Jennifer Ackerman makes a convincing case for bird intelligence in her 2016 The Genius of Birds. Birds use tools, sing, live socially, navigate over long distances and have at least the rudiments of mind. The most intelligent have larger and more complexly organized brains. In her last chapter, Sparrowville: Adaptive Genius, she suggests that birds that have mastered living in human environments – house sparrows, members of the crow and pigeon families and others – have prospered because of their flexibility and intelligence. She speculates that “we humans, in creating novel and unstable environments, are changing the very nature of the bird family tree” by creating evolutionary pressures for species characterized by increased intelligence. Writ large, she wonders, is whether the changes being wrought by humans in all the areas we affect – from city environments, to deforestation, to climate change – favor the development of intelligence in species that manage to survive.

It is interesting to consider whether the new Anthropocene epoch that we seem to have entered will be one of those catastrophic periods of destruction that sweep away species that cannot adapt quickly enough to the pace and degree of change. Among those species that do adapt and even prosper, the key for many may be the development of greater intelligence. Some species may find other ways to survive, but many will go extinct. Intelligence (in the form of operational flexibility and adaptability) or bust may be the motif of the next centuries, including for human societies. And of course, it is not yet clear that intelligence itself is adaptive in the long term. We may be in the process of changing the world we live in faster than even we can accommodate.

2 comments:

MBishton said...

It's a lovely notion. But does it hold up?

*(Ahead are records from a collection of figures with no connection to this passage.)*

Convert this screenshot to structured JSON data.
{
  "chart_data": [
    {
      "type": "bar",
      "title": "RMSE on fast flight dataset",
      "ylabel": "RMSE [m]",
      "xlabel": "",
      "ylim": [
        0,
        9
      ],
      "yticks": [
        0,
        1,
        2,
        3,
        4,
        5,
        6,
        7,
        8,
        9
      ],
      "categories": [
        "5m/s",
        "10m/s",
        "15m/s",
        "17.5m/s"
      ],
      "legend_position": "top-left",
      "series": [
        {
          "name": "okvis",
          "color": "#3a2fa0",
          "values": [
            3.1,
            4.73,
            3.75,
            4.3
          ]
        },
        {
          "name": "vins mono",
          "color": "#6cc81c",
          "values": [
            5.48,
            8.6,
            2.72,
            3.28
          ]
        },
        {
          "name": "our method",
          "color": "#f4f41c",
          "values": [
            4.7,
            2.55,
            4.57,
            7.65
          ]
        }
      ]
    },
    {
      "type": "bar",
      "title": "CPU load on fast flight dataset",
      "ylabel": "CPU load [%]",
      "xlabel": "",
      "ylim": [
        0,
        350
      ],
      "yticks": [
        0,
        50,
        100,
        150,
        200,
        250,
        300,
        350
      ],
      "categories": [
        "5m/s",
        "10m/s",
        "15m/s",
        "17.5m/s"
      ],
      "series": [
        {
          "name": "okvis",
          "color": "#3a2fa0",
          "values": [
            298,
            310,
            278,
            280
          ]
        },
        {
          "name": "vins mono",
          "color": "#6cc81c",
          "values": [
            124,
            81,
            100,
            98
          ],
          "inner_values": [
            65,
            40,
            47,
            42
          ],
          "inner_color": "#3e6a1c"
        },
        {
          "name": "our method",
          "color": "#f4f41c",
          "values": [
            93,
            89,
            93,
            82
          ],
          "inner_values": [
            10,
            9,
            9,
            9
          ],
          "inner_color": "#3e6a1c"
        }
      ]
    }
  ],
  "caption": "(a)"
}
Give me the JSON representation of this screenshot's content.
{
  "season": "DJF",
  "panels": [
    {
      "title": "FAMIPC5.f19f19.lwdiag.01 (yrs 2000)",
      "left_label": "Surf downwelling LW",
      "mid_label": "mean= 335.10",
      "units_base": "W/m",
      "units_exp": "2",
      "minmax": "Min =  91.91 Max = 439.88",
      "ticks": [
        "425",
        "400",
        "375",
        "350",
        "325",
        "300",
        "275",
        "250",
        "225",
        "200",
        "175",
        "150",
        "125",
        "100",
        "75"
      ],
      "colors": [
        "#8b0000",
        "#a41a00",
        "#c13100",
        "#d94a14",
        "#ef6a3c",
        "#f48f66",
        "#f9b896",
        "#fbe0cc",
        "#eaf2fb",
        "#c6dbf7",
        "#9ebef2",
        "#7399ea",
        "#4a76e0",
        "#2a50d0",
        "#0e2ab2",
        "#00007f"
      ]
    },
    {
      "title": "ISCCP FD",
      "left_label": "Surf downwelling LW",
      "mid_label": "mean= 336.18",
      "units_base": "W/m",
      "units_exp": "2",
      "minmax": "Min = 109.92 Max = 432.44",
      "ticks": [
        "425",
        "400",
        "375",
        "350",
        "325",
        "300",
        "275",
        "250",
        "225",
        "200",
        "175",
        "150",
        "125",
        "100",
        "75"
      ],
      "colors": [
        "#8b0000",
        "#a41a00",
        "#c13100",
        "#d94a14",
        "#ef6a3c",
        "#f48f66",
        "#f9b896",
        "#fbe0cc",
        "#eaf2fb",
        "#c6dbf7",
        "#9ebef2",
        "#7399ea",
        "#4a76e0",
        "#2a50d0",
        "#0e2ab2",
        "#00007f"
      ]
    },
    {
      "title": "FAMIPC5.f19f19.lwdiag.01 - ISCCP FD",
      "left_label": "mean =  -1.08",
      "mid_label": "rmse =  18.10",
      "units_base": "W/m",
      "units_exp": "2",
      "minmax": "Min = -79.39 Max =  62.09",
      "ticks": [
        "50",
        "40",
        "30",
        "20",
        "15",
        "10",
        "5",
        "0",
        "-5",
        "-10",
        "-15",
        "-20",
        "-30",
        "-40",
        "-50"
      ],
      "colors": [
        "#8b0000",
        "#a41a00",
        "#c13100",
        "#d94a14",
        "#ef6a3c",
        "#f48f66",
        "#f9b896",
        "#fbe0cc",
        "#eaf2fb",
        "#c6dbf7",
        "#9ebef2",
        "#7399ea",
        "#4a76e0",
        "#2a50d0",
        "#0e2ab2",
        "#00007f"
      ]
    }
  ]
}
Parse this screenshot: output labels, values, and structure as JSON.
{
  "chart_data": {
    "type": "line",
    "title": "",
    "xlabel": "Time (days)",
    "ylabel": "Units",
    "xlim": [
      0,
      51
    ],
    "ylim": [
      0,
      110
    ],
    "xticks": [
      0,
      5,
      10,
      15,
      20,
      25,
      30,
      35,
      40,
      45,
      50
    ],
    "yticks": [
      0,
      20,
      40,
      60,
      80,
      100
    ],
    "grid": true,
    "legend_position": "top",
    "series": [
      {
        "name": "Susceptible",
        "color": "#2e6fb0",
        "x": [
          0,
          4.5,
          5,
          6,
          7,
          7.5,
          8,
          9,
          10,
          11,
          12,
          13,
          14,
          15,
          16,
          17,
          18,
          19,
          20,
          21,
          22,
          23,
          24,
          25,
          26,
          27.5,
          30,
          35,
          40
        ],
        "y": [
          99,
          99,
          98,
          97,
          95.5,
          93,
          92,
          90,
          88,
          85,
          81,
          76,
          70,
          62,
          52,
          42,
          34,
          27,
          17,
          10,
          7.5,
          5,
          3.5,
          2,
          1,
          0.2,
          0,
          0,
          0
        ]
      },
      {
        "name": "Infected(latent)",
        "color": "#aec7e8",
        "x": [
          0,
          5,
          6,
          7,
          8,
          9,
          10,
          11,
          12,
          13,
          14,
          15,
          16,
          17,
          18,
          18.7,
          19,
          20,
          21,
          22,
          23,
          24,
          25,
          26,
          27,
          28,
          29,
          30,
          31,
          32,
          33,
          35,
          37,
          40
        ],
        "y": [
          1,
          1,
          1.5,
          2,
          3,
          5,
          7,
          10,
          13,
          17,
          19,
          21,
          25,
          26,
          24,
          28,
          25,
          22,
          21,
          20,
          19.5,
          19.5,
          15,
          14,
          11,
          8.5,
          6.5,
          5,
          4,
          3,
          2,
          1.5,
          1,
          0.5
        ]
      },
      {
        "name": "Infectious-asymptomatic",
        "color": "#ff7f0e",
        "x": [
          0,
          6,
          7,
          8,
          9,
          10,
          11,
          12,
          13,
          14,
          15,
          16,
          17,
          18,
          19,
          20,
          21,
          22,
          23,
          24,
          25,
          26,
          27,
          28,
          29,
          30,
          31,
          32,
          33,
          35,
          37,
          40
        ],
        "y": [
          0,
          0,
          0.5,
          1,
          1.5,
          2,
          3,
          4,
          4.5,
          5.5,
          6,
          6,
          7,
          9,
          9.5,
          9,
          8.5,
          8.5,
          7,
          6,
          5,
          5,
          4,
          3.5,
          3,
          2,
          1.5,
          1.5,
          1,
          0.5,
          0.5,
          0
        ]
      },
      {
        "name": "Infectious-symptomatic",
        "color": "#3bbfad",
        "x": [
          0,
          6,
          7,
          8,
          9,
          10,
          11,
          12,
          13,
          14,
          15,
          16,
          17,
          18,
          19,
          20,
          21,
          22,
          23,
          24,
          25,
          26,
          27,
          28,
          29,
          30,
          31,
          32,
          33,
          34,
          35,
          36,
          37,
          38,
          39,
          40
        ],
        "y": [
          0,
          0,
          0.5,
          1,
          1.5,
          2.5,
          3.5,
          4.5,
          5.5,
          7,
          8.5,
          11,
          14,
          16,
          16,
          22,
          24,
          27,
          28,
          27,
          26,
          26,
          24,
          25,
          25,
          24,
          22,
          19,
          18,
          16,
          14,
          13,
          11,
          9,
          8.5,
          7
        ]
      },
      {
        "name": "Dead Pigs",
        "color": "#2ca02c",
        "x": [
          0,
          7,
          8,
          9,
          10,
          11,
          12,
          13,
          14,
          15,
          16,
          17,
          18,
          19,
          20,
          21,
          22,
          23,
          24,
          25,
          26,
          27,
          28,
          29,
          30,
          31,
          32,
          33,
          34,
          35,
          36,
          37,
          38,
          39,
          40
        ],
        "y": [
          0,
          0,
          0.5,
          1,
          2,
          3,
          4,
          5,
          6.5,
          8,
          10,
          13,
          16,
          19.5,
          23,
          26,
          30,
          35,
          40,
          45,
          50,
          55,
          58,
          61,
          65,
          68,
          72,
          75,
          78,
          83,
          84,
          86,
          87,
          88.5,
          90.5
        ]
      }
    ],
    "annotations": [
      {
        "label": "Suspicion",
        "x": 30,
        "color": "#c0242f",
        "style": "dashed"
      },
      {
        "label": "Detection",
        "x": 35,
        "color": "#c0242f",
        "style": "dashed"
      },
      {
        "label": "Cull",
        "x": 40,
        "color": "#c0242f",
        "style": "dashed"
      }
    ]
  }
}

Other meteoric or volcanic cataclysmic events in earth's history marked the sudden end of many species and the growth of others. Did they survive because of their superior intelligence or coincidence of being able to find food and procreate under those conditions?

We are polluting and warming the oceans, which is killing coral; a critical anchor to life in the seas. What form of intelligence will help them survive or succumb?

I think intelligence is one element that can help some species grow, as it has for us. But I wonder what proportion it is to each species' count of nucleotides; the balance of which may have a greater bearing on that specie's survival.

Gerard Gallucci said...

The elaboration of nervous systems and brains appears ubiquitous in animal evolution. This seems to have been driven by the usefulness of mechanisms that allowed the organism to interact with the environment with purpose. Not all species went this way but the "higher" ones did. With humans as the top predator - or to put it differently, the top organic actor influencing the global system and environment - we have made intelligence a defining characteristic and demand. This is true for us and for probably all higher organisms. Living things - plant and animal, or a mixture like coral - without a complex nervous system may well be defenseless in this Anthropocene epoch. Although in the end, the race may yet go to the dumb.

As to nucleotide count: DNA doesn't itself act but underlies action. Size may count but isn't necessarily everything. Apparently we have more genes than a chicken but less than a grape plant.